An implementation can easily derail when unexpected expenses or delays drive the project over budget. At the start of the engagement, your project leaders must schedule and mandate attendance at weekly or biweekly meetings. Everyone can use this session to stay on the same page regarding the project's progress while agreeing on tactics to address any outstanding issues or threats. Additionally, project milestones should be established throughout the implementation and beyond the go-live date. All too often, solution implementations or upgrades are planned with only the end result in mind. By establishing interim benchmarks to measure progress, major issues can be uncovered proactively to ensure that the go-live date is met. Frequent and measurable milestones will help keep the implementation on track to deliver the expected results.

You can also consider ways to cut costs from the start of your implementation. At a privately held U.S.-based food company, project leaders worked with their software provider to allocate implementation tasks in a manner that maximized the skills of the company's power users. The team also kept consulting hours to a minimum by relying on its own internal associates to handle much of the detailed coordination onsite. Another factor that kept costs down was tapping into the software vendor's offshore resources for the highly technical aspects of the solution upgrade.

4. Consider managed or hosted services.

For some companies, selecting the software solution is easy — it's the implementation scope and timeline that prove to be difficult. A managed services or hosted solution approach can be ideal for companies that do not want to make a capital investment upfront. Other companies want to rely on managed services for the operational aspects of running systems, such as ensuring capacity and plans for disaster recovery, business continuity, maintenance, network and infrastructure upgrades. Further, by aligning with the right managed services provider, your company can gain rapid time to value, more innovative capabilities and the flexibility needed to establish a strong foundation for growth.

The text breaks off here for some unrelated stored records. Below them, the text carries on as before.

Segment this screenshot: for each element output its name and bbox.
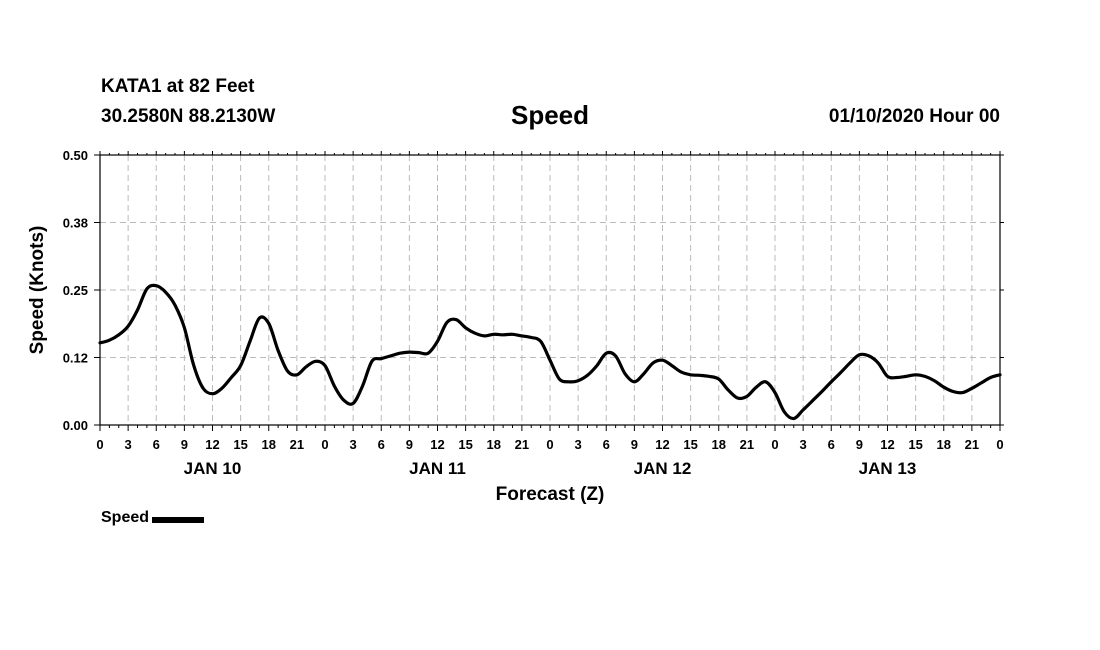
plot-frame xyxy=(99,154,1001,426)
y-tick-label: 0.25 xyxy=(63,283,88,298)
y-tick-label: 0.38 xyxy=(63,216,88,231)
series xyxy=(98,283,1002,421)
x-tick-label: 15 xyxy=(908,437,922,452)
x-tick-label: 12 xyxy=(655,437,669,452)
x-axis-title: Forecast (Z) xyxy=(496,484,605,505)
x-tick-label: 6 xyxy=(153,437,160,452)
x-tick-label: 21 xyxy=(290,437,304,452)
x-tick-label: 15 xyxy=(683,437,697,452)
x-tick-label: 3 xyxy=(800,437,807,452)
day-label: JAN 10 xyxy=(184,459,242,478)
x-tick-label: 0 xyxy=(771,437,778,452)
x-tick-label: 6 xyxy=(603,437,610,452)
chart-title: Speed xyxy=(510,100,590,130)
x-tick-label: 12 xyxy=(430,437,444,452)
x-tick-label: 0 xyxy=(96,437,103,452)
x-tick-label: 3 xyxy=(575,437,582,452)
y-tick-label: 0.50 xyxy=(63,148,88,163)
x-tick-label: 12 xyxy=(880,437,894,452)
grid xyxy=(100,155,1000,425)
x-tick-label: 6 xyxy=(828,437,835,452)
series-line-speed xyxy=(98,283,1002,421)
legend-line-swatch xyxy=(152,516,205,523)
x-tick-label: 9 xyxy=(181,437,188,452)
day-label: JAN 12 xyxy=(634,459,692,478)
axis-ticks xyxy=(94,151,1004,431)
x-tick-label: 9 xyxy=(856,437,863,452)
x-tick-label: 6 xyxy=(378,437,385,452)
x-tick-label: 21 xyxy=(965,437,979,452)
day-label: JAN 13 xyxy=(859,459,917,478)
x-tick-label: 21 xyxy=(740,437,754,452)
x-tick-label: 21 xyxy=(515,437,529,452)
x-tick-label: 9 xyxy=(406,437,413,452)
x-tick-label: 15 xyxy=(233,437,247,452)
x-tick-label: 0 xyxy=(321,437,328,452)
forecast-datetime: 01/10/2020 Hour 00 xyxy=(828,106,1000,127)
x-tick-label: 0 xyxy=(996,437,1003,452)
station-name: KATA1 at 82 Feet xyxy=(101,76,255,97)
axis-labels: 0 3 6 9 12 15 18 21 0 3 6 9 12 15 18 21 0 3 6 9 12 15 18 21 0 3 6 9… xyxy=(63,148,1004,478)
x-tick-label: 9 xyxy=(631,437,638,452)
x-tick-label: 3 xyxy=(350,437,357,452)
x-tick-label: 15 xyxy=(458,437,472,452)
y-axis-title: Speed (Knots) xyxy=(27,226,48,355)
y-tick-label: 0.00 xyxy=(63,418,88,433)
x-tick-label: 18 xyxy=(262,437,276,452)
x-tick-label: 12 xyxy=(205,437,219,452)
x-tick-label: 0 xyxy=(546,437,553,452)
legend: Speed xyxy=(101,509,205,527)
legend-label: Speed xyxy=(101,509,150,526)
y-tick-label: 0.12 xyxy=(63,351,88,366)
x-tick-label: 18 xyxy=(712,437,726,452)
station-coordinates: 30.2580N 88.2130W xyxy=(101,106,276,127)
day-label: JAN 11 xyxy=(409,459,466,478)
x-tick-label: 18 xyxy=(937,437,951,452)
x-tick-label: 3 xyxy=(125,437,132,452)
x-tick-label: 18 xyxy=(487,437,501,452)
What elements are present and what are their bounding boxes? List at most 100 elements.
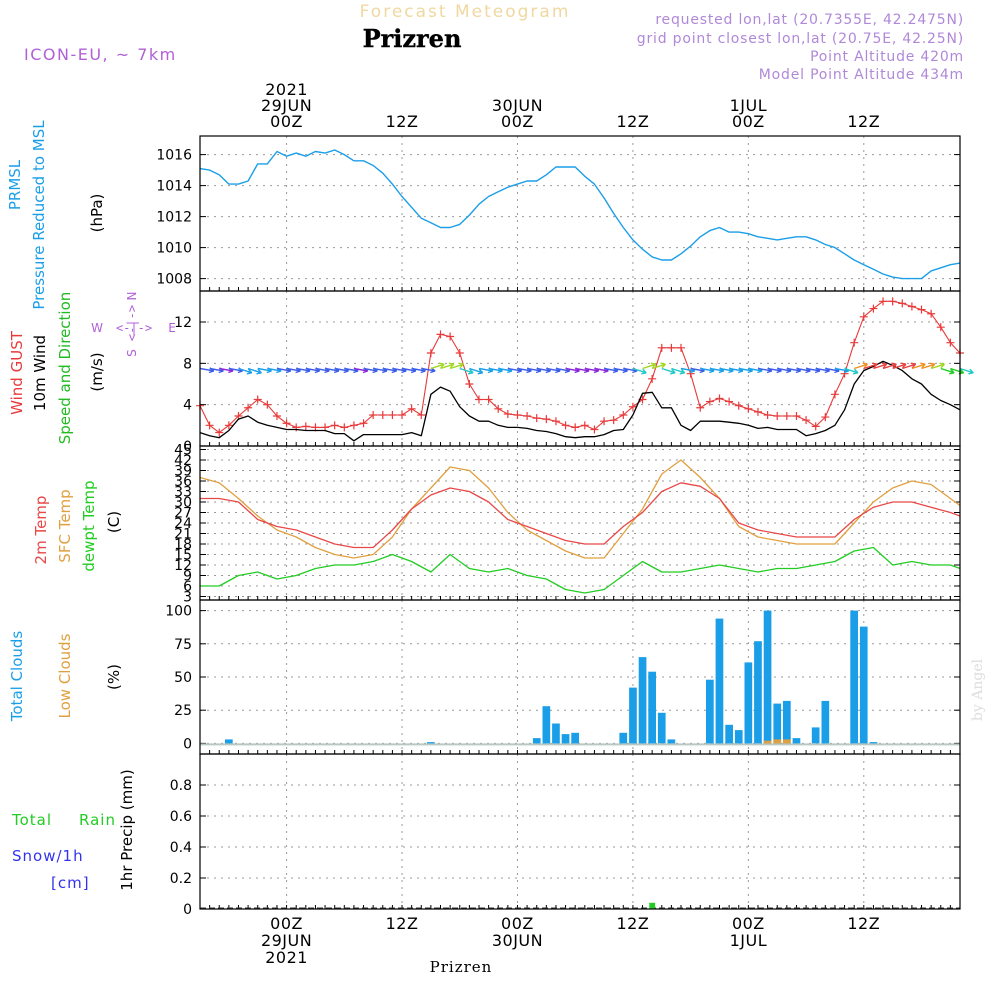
- wind-gust-marker: [215, 428, 224, 437]
- pressure-unit: (hPa): [88, 194, 106, 233]
- precip-panel-frame: [199, 753, 961, 910]
- wind-direction-arrowhead: [949, 368, 955, 375]
- wind-direction-arrow: [555, 367, 570, 372]
- wind-direction-arrow: [247, 367, 262, 374]
- wind-direction-arrow: [209, 367, 224, 372]
- wind-gust-marker: [628, 402, 637, 411]
- precip-axis-label: 1hr Precip (mm): [118, 769, 136, 890]
- temp-y-tick-label: 39: [174, 464, 192, 480]
- location-title: Prizren: [363, 24, 462, 53]
- precip-y-tick-label: 0.4: [170, 840, 192, 856]
- wind-direction-arrow: [334, 367, 349, 372]
- wind-direction-arrow: [199, 367, 214, 372]
- top-time-label: 00Z: [270, 112, 303, 131]
- wind-gust-marker: [340, 423, 349, 432]
- wind-direction-arrowhead: [467, 368, 474, 375]
- wind-direction-arrow: [469, 367, 483, 374]
- wind-gust-marker: [869, 304, 878, 313]
- total-cloud-bar: [706, 679, 714, 744]
- low-cloud-bar: [763, 740, 772, 744]
- clouds-y-tick-label: 75: [174, 637, 192, 653]
- wind-direction-arrow: [786, 367, 801, 372]
- temp-y-tick-label: 15: [174, 548, 192, 564]
- wind-gust-marker: [696, 403, 705, 412]
- wind-gust-marker: [359, 419, 368, 428]
- wind-direction-arrow: [594, 367, 609, 372]
- top-time-label: 12Z: [616, 112, 649, 131]
- bottom-time-label: 00Z: [501, 914, 534, 933]
- wind-gust-marker: [263, 400, 272, 409]
- wind-gust-marker: [888, 297, 897, 306]
- wind-direction-arrow: [565, 367, 580, 372]
- wind-direction-arrow: [709, 367, 724, 372]
- model-label: ICON-EU, ~ 7km: [24, 45, 177, 64]
- compass-w: W: [91, 321, 103, 335]
- temp-y-tick-label: 42: [174, 453, 192, 469]
- wind-direction-arrow: [363, 367, 378, 372]
- wind-direction-arrow: [959, 367, 974, 374]
- temp-y-tick-label: 36: [174, 474, 192, 490]
- dewpt-line: [200, 546, 961, 594]
- wind-direction-arrow: [584, 367, 599, 372]
- wind-direction-arrow: [719, 367, 734, 372]
- wind-direction-arrow: [257, 367, 272, 372]
- wind-gust-marker: [503, 409, 512, 418]
- wind-gust-marker: [224, 421, 233, 430]
- wind-gust-marker: [465, 380, 474, 388]
- wind-gust-marker: [542, 415, 551, 424]
- wind-direction-arrow: [882, 363, 897, 370]
- wind-gust-marker: [523, 412, 532, 421]
- temp-y-tick-label: 3: [183, 590, 192, 606]
- wind-direction-arrow: [728, 367, 744, 372]
- top-time-label: 29JUN: [261, 96, 312, 115]
- wind-gust-marker: [898, 299, 907, 308]
- wind-gust-marker: [349, 421, 358, 430]
- pressure-y-tick-label: 1008: [156, 272, 192, 288]
- wind-gust-marker: [561, 421, 570, 430]
- grid-point-coords: grid point closest lon,lat (20.75E, 42.2…: [637, 31, 964, 47]
- total-cloud-bar: [850, 610, 858, 744]
- top-time-label: 00Z: [732, 112, 765, 131]
- wind-gust-marker: [619, 411, 628, 419]
- compass-n: N: [125, 292, 139, 301]
- wind-direction-arrow: [440, 363, 455, 370]
- total-cloud-bar: [734, 730, 743, 744]
- pressure-y-tick-label: 1016: [156, 148, 192, 164]
- wind-gust-marker: [773, 412, 782, 421]
- wind-direction-arrow: [940, 367, 955, 374]
- clouds-y-tick-label: 0: [183, 736, 192, 752]
- bottom-time-label: 30JUN: [492, 931, 543, 950]
- bottom-time-label: 00Z: [732, 914, 765, 933]
- wind-label: 10m Wind: [31, 335, 49, 411]
- total-cloud-bar: [725, 724, 733, 744]
- total-cloud-bar: [648, 671, 656, 744]
- total-cloud-bar: [638, 657, 647, 744]
- wind-direction-arrowhead: [939, 362, 946, 369]
- wind-direction-arrow: [507, 367, 522, 372]
- wind-direction-arrow: [623, 367, 638, 372]
- total-cloud-bar: [667, 739, 676, 744]
- clouds-unit: (%): [105, 664, 123, 690]
- wind-gust-marker: [532, 414, 541, 423]
- wind-direction-arrow: [863, 363, 878, 370]
- rain-label-rain: Rain: [79, 811, 116, 829]
- wind-direction-arrow: [305, 367, 320, 372]
- top-time-label: 30JUN: [492, 96, 543, 115]
- wind-y-tick-label: 0: [183, 439, 192, 455]
- wind-gust-marker: [378, 411, 387, 419]
- precip-y-tick-label: 0: [183, 902, 192, 918]
- wind-direction-arrow: [873, 363, 887, 370]
- compass-horizontal: <-|->: [116, 321, 152, 335]
- wind-gust-marker: [474, 395, 483, 404]
- wind-direction-arrow: [219, 367, 234, 372]
- compass-vertical: <-|->: [125, 305, 139, 341]
- wind-direction-arrow: [690, 367, 705, 372]
- wind-gust-marker: [792, 412, 801, 421]
- wind-gust-marker: [917, 305, 926, 314]
- product-title: Forecast Meteogram: [360, 2, 571, 22]
- low-cloud-bar: [783, 739, 791, 744]
- wind-direction-arrow: [632, 367, 647, 374]
- wind-direction-arrow: [286, 367, 301, 372]
- wind-direction-arrowhead: [872, 362, 878, 369]
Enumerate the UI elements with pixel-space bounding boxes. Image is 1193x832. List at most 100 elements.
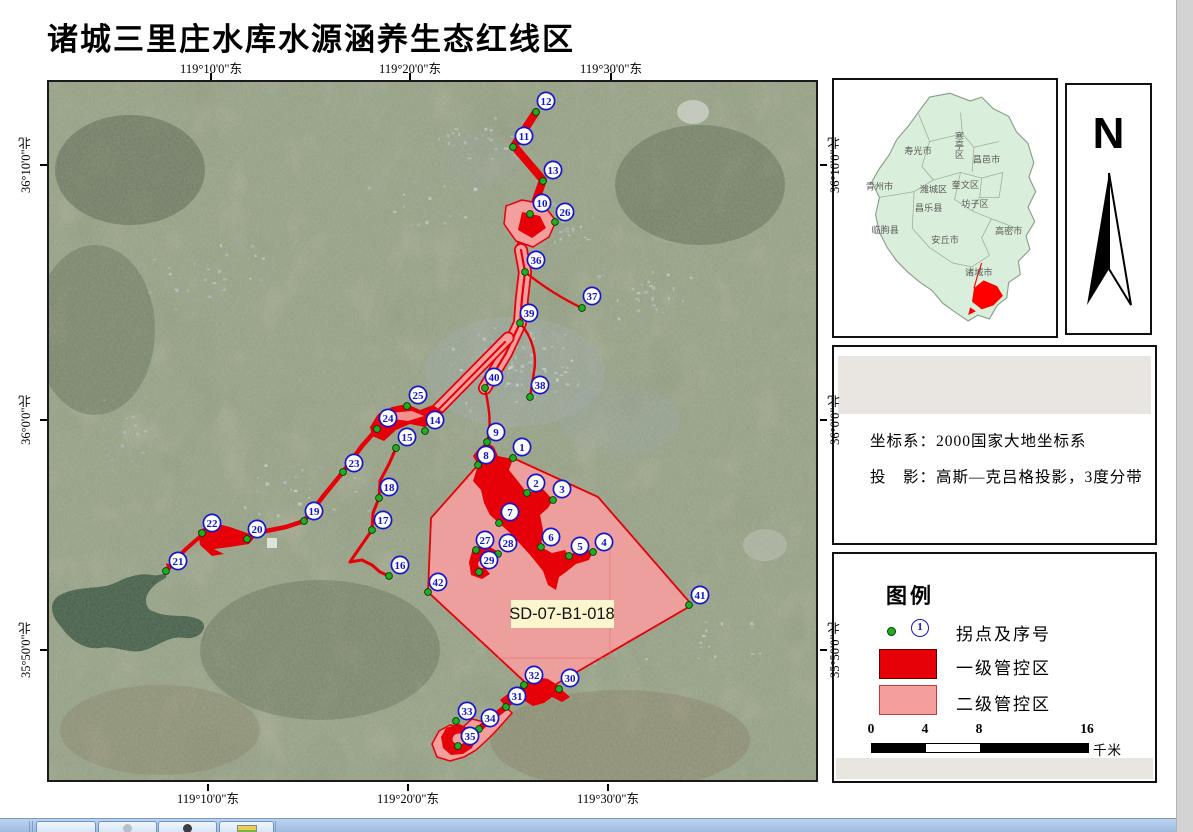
coordinate-info-panel: 坐标系：2000国家大地坐标系 投 影：高斯—克吕格投影，3度分带 [832,345,1157,545]
taskbar-window-button[interactable] [36,821,96,832]
map-point-27[interactable]: 27 [472,530,495,554]
point-circle [304,501,324,521]
point-circle [408,385,428,405]
main-map[interactable]: SD-07-B1-018 1 2 3 4 5 6 7 8 9 10 11 12 13 14 15 16 17 18… [47,80,818,782]
point-circle [552,479,572,499]
map-point-19[interactable]: 19 [300,501,324,525]
axis-label-right: 36°10'0"北 [828,136,842,194]
map-point-18[interactable]: 18 [375,477,399,502]
map-point-37[interactable]: 37 [578,286,602,312]
point-number: 25 [413,390,425,402]
map-point-11[interactable]: 11 [509,126,534,151]
taskbar-window-button[interactable] [219,821,274,832]
map-point-14[interactable]: 14 [421,410,445,435]
map-point-8[interactable]: 8 [474,445,496,469]
legend-point-dot [887,627,896,636]
map-point-32[interactable]: 32 [520,665,544,689]
map-point-21[interactable]: 21 [162,551,188,575]
map-point-5[interactable]: 5 [565,536,590,560]
point-number: 26 [560,207,572,219]
point-circle [507,686,527,706]
point-dot [509,143,517,151]
map-point-36[interactable]: 36 [521,250,546,276]
map-point-7[interactable]: 7 [495,502,520,527]
map-point-3[interactable]: 3 [549,479,572,504]
map-point-41[interactable]: 41 [685,585,710,609]
map-point-13[interactable]: 13 [539,160,563,185]
map-point-23[interactable]: 23 [339,453,364,476]
point-number: 39 [524,308,536,320]
axis-tick [610,73,612,80]
map-point-25[interactable]: 25 [403,385,428,410]
map-point-12[interactable]: 12 [532,91,556,116]
map-point-40[interactable]: 40 [481,367,504,392]
map-point-29[interactable]: 29 [475,550,499,576]
map-point-10[interactable]: 10 [526,193,552,218]
map-point-4[interactable]: 4 [589,532,614,556]
point-dot [392,444,400,452]
legend-title: 图例 [886,584,934,608]
point-number: 23 [349,458,361,470]
point-number: 30 [565,673,577,685]
point-dot [685,601,693,609]
scale-bar [871,743,1089,753]
point-circle [582,286,602,306]
map-point-31[interactable]: 31 [502,686,527,711]
district-label: 潍城区 [920,184,947,195]
point-circle [378,408,398,428]
point-dot [198,529,206,537]
map-point-22[interactable]: 22 [198,513,222,537]
point-dot [578,304,586,312]
point-circle [484,367,504,387]
map-point-17[interactable]: 17 [368,510,393,534]
taskbar-window-button[interactable] [158,821,217,832]
point-number: 3 [559,484,565,496]
point-circle [373,510,393,530]
map-point-20[interactable]: 20 [243,519,267,543]
taskbar[interactable] [0,818,1176,832]
point-circle [390,555,410,575]
taskbar-window-button[interactable] [98,821,157,832]
taskbar-separator [32,821,33,832]
axis-label-top: 119°30'0"东 [580,62,642,76]
map-point-39[interactable]: 39 [516,303,539,327]
point-dot [373,425,381,433]
map-point-24[interactable]: 24 [373,408,398,433]
point-dot [403,402,411,410]
point-number: 11 [519,131,529,143]
scale-tick-4: 4 [921,721,929,736]
inset-overview-map[interactable]: 寿光市 寒亭区 昌邑市 青州市 潍城区 奎文区 昌乐县 坊子区 临朐县 安丘市 高密市 诸城市 [832,78,1058,338]
map-point-6[interactable]: 6 [537,527,561,551]
map-point-16[interactable]: 16 [385,555,410,580]
legend-swatch-secondary [879,685,937,715]
map-point-30[interactable]: 30 [555,668,580,693]
map-point-1[interactable]: 1 [509,437,532,462]
point-circle [379,477,399,497]
coordinate-system-text: 坐标系：2000国家大地坐标系 [870,433,1087,450]
scale-tick-8: 8 [975,721,983,736]
map-point-2[interactable]: 2 [523,473,546,497]
point-dot [526,393,534,401]
point-circle [532,193,552,213]
map-point-15[interactable]: 15 [392,427,417,452]
taskbar-separator [275,821,276,832]
map-point-26[interactable]: 26 [551,202,575,226]
point-number: 15 [402,432,414,444]
map-point-9[interactable]: 9 [483,422,506,446]
map-point-42[interactable]: 42 [424,572,448,596]
point-circle [536,91,556,111]
legend-point-circle: 1 [911,619,929,637]
point-number: 38 [535,380,547,392]
map-point-35[interactable]: 35 [454,726,480,750]
point-number: 2 [533,478,539,490]
point-number: 36 [531,255,543,267]
district-label: 昌乐县 [915,202,942,213]
point-dot [523,489,531,497]
district-label: 寿光市 [904,145,931,156]
axis-label-left: 36°0'0"北 [19,395,33,445]
map-point-38[interactable]: 38 [526,375,550,401]
axis-label-bottom: 119°30'0"东 [577,792,639,806]
point-number: 33 [462,706,474,718]
point-dot [162,567,170,575]
map-point-33[interactable]: 33 [452,701,477,725]
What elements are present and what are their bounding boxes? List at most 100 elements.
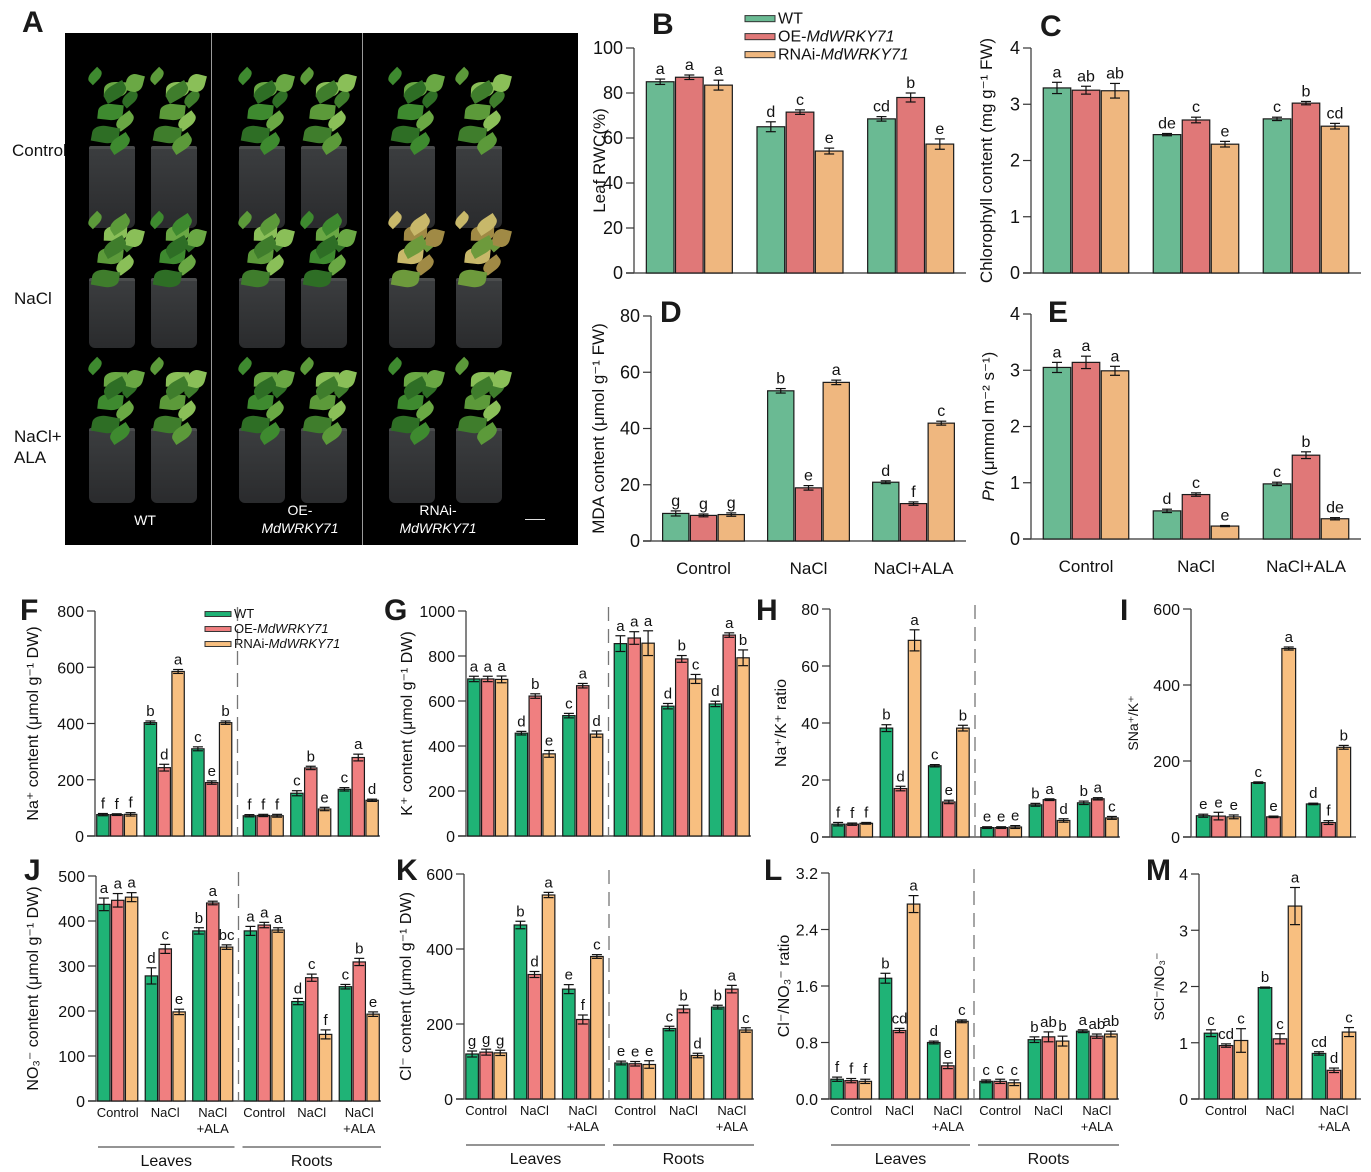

For example, The Sun Products Corporation, a leading laundry-care manufacturer, faced an aggressive deadline to establish a new IT environment as a result of a merger — yet the company lacked the internal resources to make it happen. Joe Manco, director of IT business applications at Sun Products, says: "We decided that a managed services approach was the best choice for handling our looming deadline and ongoing day-to-day IT requirements. It would enable us to stay focused on our core business strengths, while we trusted our vendor to do the same. We had full confidence that our solutions would be up all of the time and that our vendor could support us for the long term on a 24/7 basis."

5. Make sure your implementation consultants have skin in the game, too.

Whether you just licensed new software or are planning an upgrade, be certain to partner with an implementation provider that has a stake in the outcome of the project. Some companies choose to use independent consultants rather than the implementation services offered by the software vendor. However, one of the best ways to ensure accountability is to get a total solution from the software vendor. This proximity can make all the difference in meeting your project deliverables on time and on budget.

"Rather than giving my team a bunch of test scripts and telling us to 'call if anything fails,' our software vendor's consultants sat right next to the Hibbett Sports team and watched them physically test the systems," says McAbee. "Because of this arrangement, we achieved quicker and better results. Our services consultants could see if a problem was surfacing and would articulate any issues back to the vendor's product developers or support team for fast resolution."

Success is a Combined Effort

With IT expenditures being scrutinized and slashed, it's simply no longer acceptable for companies to launch a software implementation without the right forethought, plan and experience. Simply handing over the reins to third-party consultants or taking a hands-off approach can lead to marginal results or worse.

It's critical that companies planning a technology implementation form a team in which everyone understands the rules, comes prepared and plays to win. Companies that adopt a skin-in-the-game approach to their software rollout — allowing associates at various levels within the company to take ownership of the project from the beginning — will realize bottom-line value. With this winning combination you will invest in the right combination of people, processes and technology to deliver real results.